La Tora est censée nous aider à établir un ordre éthique sur terre. Pour cela, il fallut aider l’homme à se gouverner lui-même. A cet effet, l’assistance divine était indispensable. Mais qu’en est-il aujourd’hui, où les lois civiles régissent toutes les sociétés du monde civilisé et où la notion même de fait religieux est contestée ?
La croyance a droit à notre respect, mais on peut dire aussi que la foi religieuse correspondait à un degré de connaissance de l’humanité. D’ailleurs, le juriste allemand du début du XXe siècle, Carl Schmitt avait expliqué dans son ouvrage Politische Theologie que tous les idéaux des sociétés laïques dérivaient de thèmes théologiques sécularisés. Cet éminent juriste qui avait flirté au début de sa carrière avec les Nazis était un partisan de la révolution conservatrice.

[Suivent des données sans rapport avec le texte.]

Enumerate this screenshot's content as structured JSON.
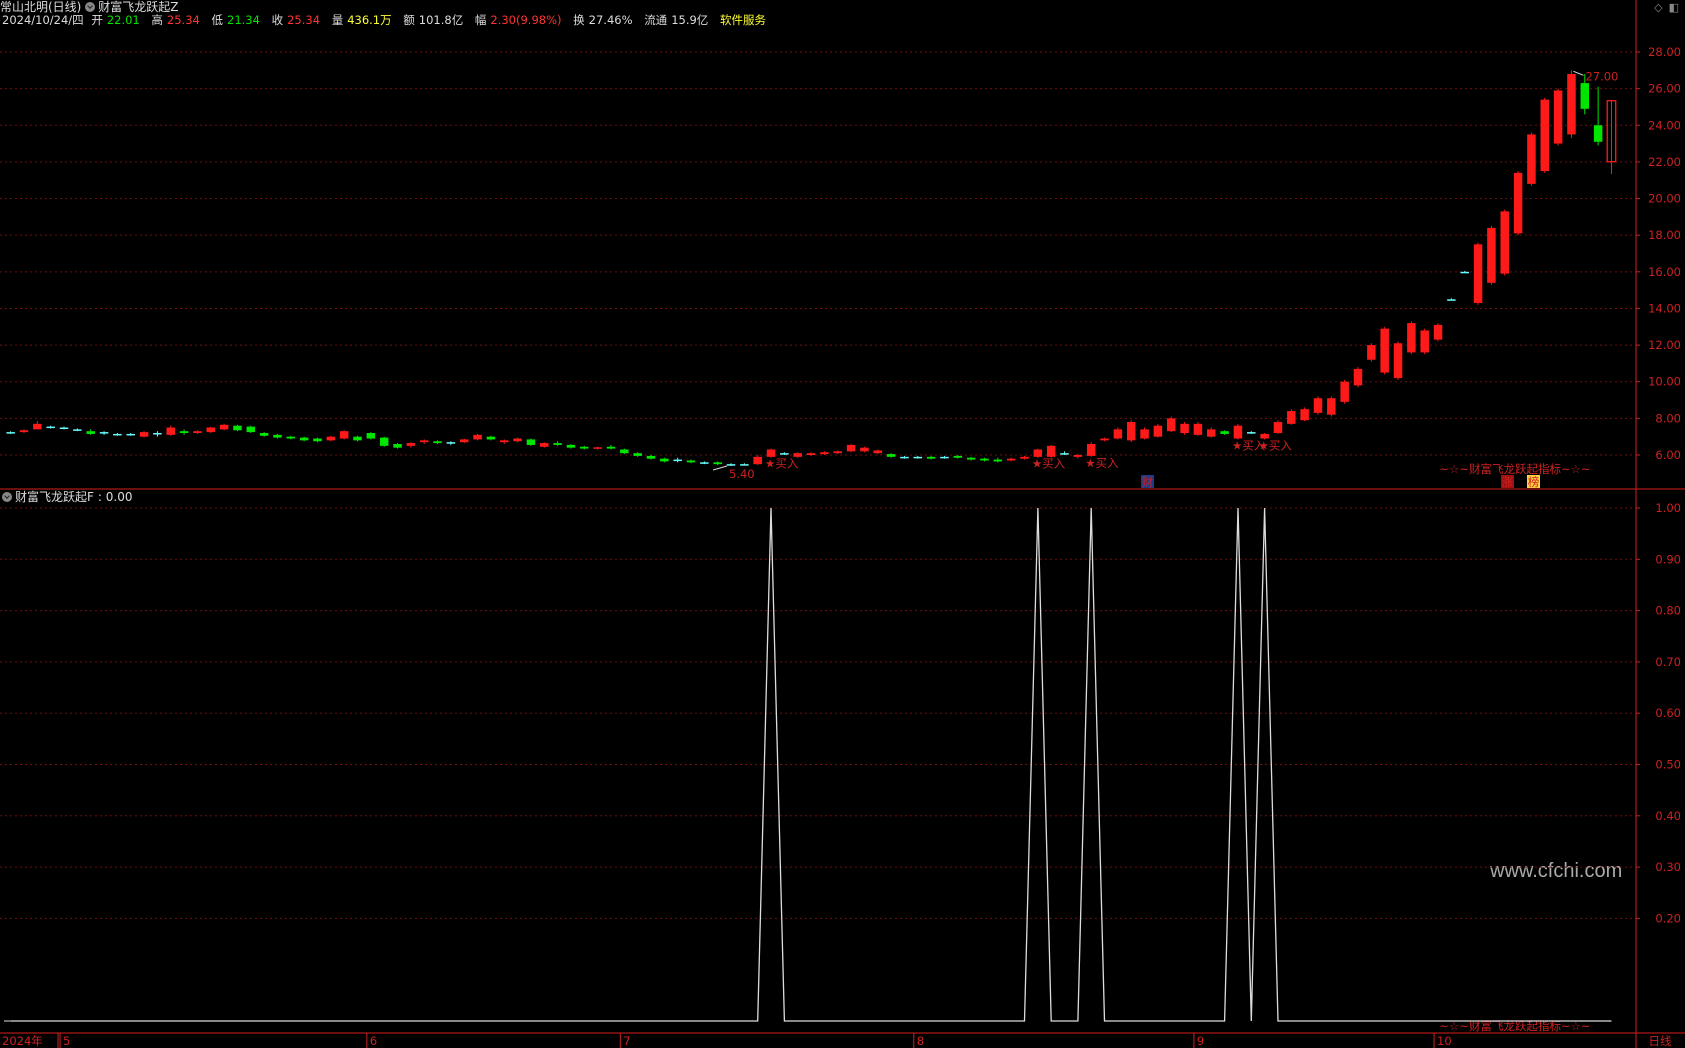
{
  "header": {
    "stock_name": "常山北明(日线)",
    "indicator_main": "财富飞龙跃起Z",
    "date": "2024/10/24/四",
    "open_label": "开",
    "open": "22.01",
    "high_label": "高",
    "high": "25.34",
    "low_label": "低",
    "low": "21.34",
    "close_label": "收",
    "close": "25.34",
    "volume_label": "量",
    "volume": "436.1万",
    "amount_label": "额",
    "amount": "101.8亿",
    "change_label": "幅",
    "change": "2.30(9.98%)",
    "turnover_label": "换",
    "turnover": "27.46%",
    "float_label": "流通",
    "float": "15.9亿",
    "service": "软件服务"
  },
  "toolbar_icons": [
    "diamond-icon",
    "window-icon"
  ],
  "sub_indicator": {
    "name": "财富飞龙跃起F",
    "value": ": 0.00"
  },
  "watermark": "www.cfchi.com",
  "period_label": "日线",
  "year_label": "2024年",
  "main_price_axis": [
    "28.00",
    "26.00",
    "24.00",
    "22.00",
    "20.00",
    "18.00",
    "16.00",
    "14.00",
    "12.00",
    "10.00",
    "8.00",
    "6.00"
  ],
  "sub_axis": [
    "1.00",
    "0.90",
    "0.80",
    "0.70",
    "0.60",
    "0.50",
    "0.40",
    "0.30",
    "0.20"
  ],
  "month_labels": [
    "5",
    "6",
    "7",
    "8",
    "9",
    "10"
  ],
  "annotations": {
    "max_price": "27.00",
    "min_price": "5.40",
    "buy_label": "买入",
    "bottom_banner": "~☆~财富飞龙跃起指标~☆~",
    "tag_cai": "财",
    "tag_zhang": "涨",
    "tag_bang": "榜"
  },
  "colors": {
    "up": "#ff1a1a",
    "down": "#00e600",
    "doji": "#66ffff",
    "axis": "#cc2222",
    "grid": "#6b1010",
    "signal": "#dddddd"
  },
  "chart_data": [
    {
      "type": "candlestick",
      "title": "财富飞龙跃起Z",
      "ylim": [
        5,
        28.5
      ],
      "ohlc": [
        [
          7.2,
          7.3,
          7.15,
          7.25
        ],
        [
          7.25,
          7.4,
          7.2,
          7.35
        ],
        [
          7.4,
          7.85,
          7.4,
          7.7
        ],
        [
          7.55,
          7.6,
          7.45,
          7.5
        ],
        [
          7.45,
          7.55,
          7.4,
          7.5
        ],
        [
          7.4,
          7.45,
          7.3,
          7.35
        ],
        [
          7.3,
          7.4,
          7.1,
          7.15
        ],
        [
          7.2,
          7.3,
          7.1,
          7.25
        ],
        [
          7.1,
          7.2,
          7.05,
          7.15
        ],
        [
          7.15,
          7.2,
          7.05,
          7.1
        ],
        [
          7.0,
          7.3,
          6.95,
          7.25
        ],
        [
          7.2,
          7.3,
          7.0,
          7.15
        ],
        [
          7.1,
          7.6,
          7.05,
          7.5
        ],
        [
          7.3,
          7.4,
          7.1,
          7.2
        ],
        [
          7.2,
          7.35,
          7.15,
          7.3
        ],
        [
          7.25,
          7.55,
          7.2,
          7.5
        ],
        [
          7.4,
          7.7,
          7.35,
          7.65
        ],
        [
          7.6,
          7.65,
          7.3,
          7.35
        ],
        [
          7.55,
          7.6,
          7.2,
          7.25
        ],
        [
          7.2,
          7.25,
          7.0,
          7.05
        ],
        [
          7.1,
          7.15,
          6.9,
          6.95
        ],
        [
          7.0,
          7.05,
          6.85,
          6.9
        ],
        [
          6.95,
          7.0,
          6.75,
          6.8
        ],
        [
          6.9,
          6.95,
          6.7,
          6.75
        ],
        [
          6.8,
          7.05,
          6.75,
          7.0
        ],
        [
          6.9,
          7.35,
          6.85,
          7.3
        ],
        [
          7.0,
          7.05,
          6.75,
          6.8
        ],
        [
          7.2,
          7.25,
          6.85,
          6.9
        ],
        [
          6.95,
          7.0,
          6.45,
          6.5
        ],
        [
          6.6,
          6.65,
          6.35,
          6.4
        ],
        [
          6.5,
          6.7,
          6.4,
          6.65
        ],
        [
          6.7,
          6.85,
          6.6,
          6.8
        ],
        [
          6.75,
          6.8,
          6.6,
          6.65
        ],
        [
          6.65,
          6.75,
          6.55,
          6.7
        ],
        [
          6.7,
          6.9,
          6.65,
          6.85
        ],
        [
          6.85,
          7.15,
          6.8,
          7.1
        ],
        [
          7.0,
          7.05,
          6.8,
          6.85
        ],
        [
          6.7,
          6.85,
          6.6,
          6.8
        ],
        [
          6.75,
          6.95,
          6.7,
          6.9
        ],
        [
          6.85,
          6.9,
          6.5,
          6.55
        ],
        [
          6.45,
          6.7,
          6.4,
          6.65
        ],
        [
          6.65,
          6.75,
          6.5,
          6.55
        ],
        [
          6.55,
          6.6,
          6.35,
          6.4
        ],
        [
          6.45,
          6.5,
          6.3,
          6.35
        ],
        [
          6.35,
          6.45,
          6.3,
          6.42
        ],
        [
          6.45,
          6.55,
          6.3,
          6.35
        ],
        [
          6.3,
          6.35,
          6.05,
          6.1
        ],
        [
          6.1,
          6.15,
          5.9,
          5.95
        ],
        [
          5.95,
          6.0,
          5.75,
          5.8
        ],
        [
          5.8,
          5.85,
          5.6,
          5.65
        ],
        [
          5.75,
          5.85,
          5.6,
          5.7
        ],
        [
          5.7,
          5.75,
          5.55,
          5.6
        ],
        [
          5.6,
          5.65,
          5.5,
          5.55
        ],
        [
          5.6,
          5.65,
          5.45,
          5.5
        ],
        [
          5.5,
          5.55,
          5.4,
          5.45
        ],
        [
          5.5,
          5.55,
          5.45,
          5.5
        ],
        [
          5.5,
          6.0,
          5.45,
          5.9
        ],
        [
          5.9,
          6.35,
          5.85,
          6.3
        ],
        [
          6.1,
          6.15,
          6.0,
          6.05
        ],
        [
          5.9,
          6.15,
          5.85,
          6.1
        ],
        [
          6.0,
          6.15,
          5.95,
          6.1
        ],
        [
          6.05,
          6.2,
          6.0,
          6.15
        ],
        [
          6.1,
          6.25,
          6.05,
          6.2
        ],
        [
          6.2,
          6.6,
          6.15,
          6.55
        ],
        [
          6.2,
          6.45,
          6.15,
          6.4
        ],
        [
          6.1,
          6.3,
          6.05,
          6.25
        ],
        [
          6.05,
          6.1,
          5.85,
          5.9
        ],
        [
          5.85,
          5.95,
          5.8,
          5.9
        ],
        [
          5.85,
          5.95,
          5.8,
          5.9
        ],
        [
          5.9,
          5.95,
          5.75,
          5.8
        ],
        [
          5.85,
          5.95,
          5.8,
          5.9
        ],
        [
          5.95,
          6.0,
          5.8,
          5.85
        ],
        [
          5.85,
          5.9,
          5.7,
          5.75
        ],
        [
          5.8,
          5.85,
          5.65,
          5.7
        ],
        [
          5.75,
          5.85,
          5.6,
          5.65
        ],
        [
          5.7,
          5.85,
          5.65,
          5.8
        ],
        [
          5.8,
          5.95,
          5.75,
          5.9
        ],
        [
          5.9,
          6.35,
          5.85,
          6.3
        ],
        [
          5.9,
          6.55,
          5.85,
          6.5
        ],
        [
          6.1,
          6.2,
          6.0,
          6.1
        ],
        [
          5.9,
          6.05,
          5.8,
          6.0
        ],
        [
          5.95,
          6.7,
          5.9,
          6.6
        ],
        [
          6.8,
          6.95,
          6.75,
          6.9
        ],
        [
          6.9,
          7.5,
          6.85,
          7.4
        ],
        [
          6.8,
          7.9,
          6.7,
          7.8
        ],
        [
          6.9,
          7.5,
          6.85,
          7.4
        ],
        [
          7.0,
          7.7,
          6.95,
          7.6
        ],
        [
          7.3,
          8.1,
          7.25,
          8.0
        ],
        [
          7.2,
          7.8,
          7.1,
          7.7
        ],
        [
          7.1,
          7.8,
          7.05,
          7.7
        ],
        [
          7.0,
          7.5,
          6.95,
          7.4
        ],
        [
          7.3,
          7.35,
          7.1,
          7.15
        ],
        [
          6.9,
          7.7,
          6.85,
          7.6
        ],
        [
          7.25,
          7.3,
          7.15,
          7.2
        ],
        [
          6.9,
          7.2,
          6.85,
          7.15
        ],
        [
          7.2,
          7.9,
          7.15,
          7.8
        ],
        [
          7.7,
          8.5,
          7.65,
          8.4
        ],
        [
          7.9,
          8.6,
          7.85,
          8.5
        ],
        [
          8.3,
          9.2,
          8.2,
          9.1
        ],
        [
          8.2,
          9.2,
          8.1,
          9.1
        ],
        [
          8.9,
          10.1,
          8.8,
          10.0
        ],
        [
          9.8,
          10.8,
          9.7,
          10.7
        ],
        [
          11.2,
          12.1,
          11.1,
          12.0
        ],
        [
          10.5,
          13.0,
          10.4,
          12.9
        ],
        [
          10.2,
          12.2,
          10.1,
          12.1
        ],
        [
          11.6,
          13.3,
          11.5,
          13.2
        ],
        [
          11.6,
          12.9,
          11.5,
          12.8
        ],
        [
          12.3,
          13.2,
          12.2,
          13.1
        ],
        [
          14.5,
          14.55,
          14.45,
          14.5
        ],
        [
          16.0,
          16.05,
          15.95,
          16.0
        ],
        [
          14.3,
          17.6,
          14.2,
          17.5
        ],
        [
          15.4,
          18.5,
          15.3,
          18.4
        ],
        [
          15.9,
          19.4,
          15.8,
          19.3
        ],
        [
          18.1,
          21.5,
          18.0,
          21.4
        ],
        [
          20.8,
          23.6,
          20.7,
          23.5
        ],
        [
          21.5,
          25.5,
          21.4,
          25.4
        ],
        [
          23.0,
          26.0,
          22.9,
          25.9
        ],
        [
          23.5,
          27.0,
          23.3,
          26.8
        ],
        [
          26.3,
          26.8,
          24.6,
          24.9
        ],
        [
          24.0,
          26.1,
          22.9,
          23.1
        ],
        [
          22.01,
          25.34,
          21.34,
          25.34
        ]
      ]
    },
    {
      "type": "line",
      "title": "财富飞龙跃起F",
      "ylim": [
        0,
        1.05
      ],
      "series": [
        {
          "values": [
            0,
            0,
            0,
            0,
            0,
            0,
            0,
            0,
            0,
            0,
            0,
            0,
            0,
            0,
            0,
            0,
            0,
            0,
            0,
            0,
            0,
            0,
            0,
            0,
            0,
            0,
            0,
            0,
            0,
            0,
            0,
            0,
            0,
            0,
            0,
            0,
            0,
            0,
            0,
            0,
            0,
            0,
            0,
            0,
            0,
            0,
            0,
            0,
            0,
            0,
            0,
            0,
            0,
            0,
            0,
            0,
            0,
            1,
            0,
            0,
            0,
            0,
            0,
            0,
            0,
            0,
            0,
            0,
            0,
            0,
            0,
            0,
            0,
            0,
            0,
            0,
            0,
            1,
            0,
            0,
            0,
            1,
            0,
            0,
            0,
            0,
            0,
            0,
            0,
            0,
            0,
            0,
            1,
            0,
            1,
            0,
            0,
            0,
            0,
            0,
            0,
            0,
            0,
            0,
            0,
            0,
            0,
            0,
            0,
            0,
            0,
            0,
            0,
            0,
            0,
            0,
            0,
            0,
            0,
            0,
            0
          ]
        }
      ]
    }
  ]
}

Mais on oublie deux petites choses qui montrent que les choses ne sont pas toujours si évidentes : c’est ce même Carl Schmitt qui remarqua le jeune Léo Strauss, brillantissime philosophe juif allemand qu’il recommanda pour une bourse d’études au Royaume Uni, lui évitant ainsi une mort certaine en déportation s’il avait dû revenir dans l’Allemagne national-socialiste… Lorsque l’Etat d’Israël fut fondé, il y eut une certaine effervescence dans les bibliothèques universitaires spécalisées : on cherchait désespérément un exemplaire d’un livre du juriste Carl Schmitt (Théorie de la constitution, 1928) pour s’en inspirer dans l’écriture de la loi fondamentale du jeune Etat…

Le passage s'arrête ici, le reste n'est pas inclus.